Sure, there was the constant banging-on about “Russian collusion” and interfering in the Ukraine, and early hysterical rumors of nuclear war with North Korea.  But President Trump silenced the Norks, the Russkies, and even, to some extent, the ChiComs.  I was dismayed, initially, by the rocket launch in Syria early in Trump’s administration, but in retrospect it seems like that was a convincing show of force to the Russians (who have all sorts of interests in Syria).

After that—and after dropping some big ol’ bombs in Afghanistan, etc.—foreign policy seemed like an afterthought.  For years that had dominated headlines and—given my own interest in the topic—my mental conception of America’s role in the world.

Perhaps one of the great overlooked achievements of the Trump administration is that it achieved—however fleetingly—a semblance of global order and peace, so much that we didn’t have to think about foreign policy and international relations in any deep, consistent way for a few years.  I have no doubt that a second Trump term would not have seen the current escalation in the Ukraine.

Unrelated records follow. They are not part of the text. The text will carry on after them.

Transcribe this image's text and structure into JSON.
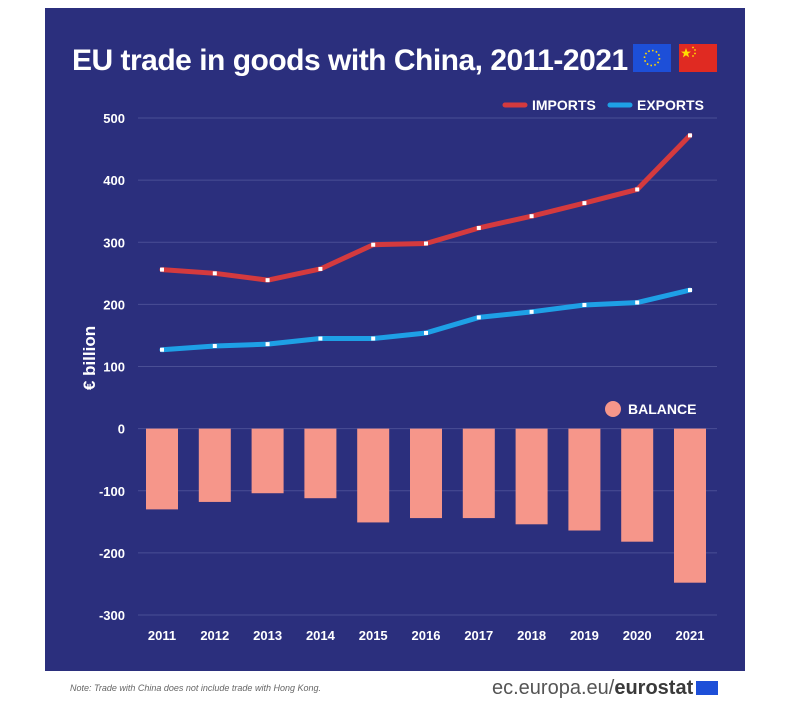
{
  "colors": {
    "background": "#2b2f7d",
    "imports": "#d43a3e",
    "exports": "#1ea0e6",
    "balance": "#f6968a",
    "text": "#ffffff",
    "grid": "#4a4f95"
  },
  "flags": [
    "eu-flag-icon",
    "china-flag-icon"
  ],
  "footer": {
    "note": "Note: Trade with China does not include trade with Hong Kong.",
    "source_prefix": "ec.europa.eu/",
    "source_brand": "eurostat"
  },
  "chart_data": {
    "type": "line",
    "title": "EU trade in goods with China, 2011-2021",
    "ylabel": "€ billion",
    "xlabel": "",
    "ylim": [
      -300,
      500
    ],
    "yticks": [
      -300,
      -200,
      -100,
      0,
      100,
      200,
      300,
      400,
      500
    ],
    "grid": true,
    "legend_position": "top-right",
    "x": [
      "2011",
      "2012",
      "2013",
      "2014",
      "2015",
      "2016",
      "2017",
      "2018",
      "2019",
      "2020",
      "2021"
    ],
    "series": [
      {
        "name": "IMPORTS",
        "type": "line",
        "values": [
          256,
          250,
          239,
          257,
          296,
          298,
          323,
          342,
          363,
          385,
          472
        ]
      },
      {
        "name": "EXPORTS",
        "type": "line",
        "values": [
          127,
          133,
          136,
          145,
          145,
          154,
          179,
          188,
          199,
          203,
          223
        ]
      },
      {
        "name": "BALANCE",
        "type": "bar",
        "values": [
          -130,
          -118,
          -104,
          -112,
          -151,
          -144,
          -144,
          -154,
          -164,
          -182,
          -248
        ]
      }
    ]
  }
}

A bold claim, but I think it’s accurate.  Regardless, the focus of this post is on that brief moment when the woes of the rest of the world seemed distant, and the United States could focus instead on its own domestic woes (of which there are many).  Now that that moment—gauzy and illusory as it turned out to be—has passed, we may be facing some profoundly existential questions about the future of the global order.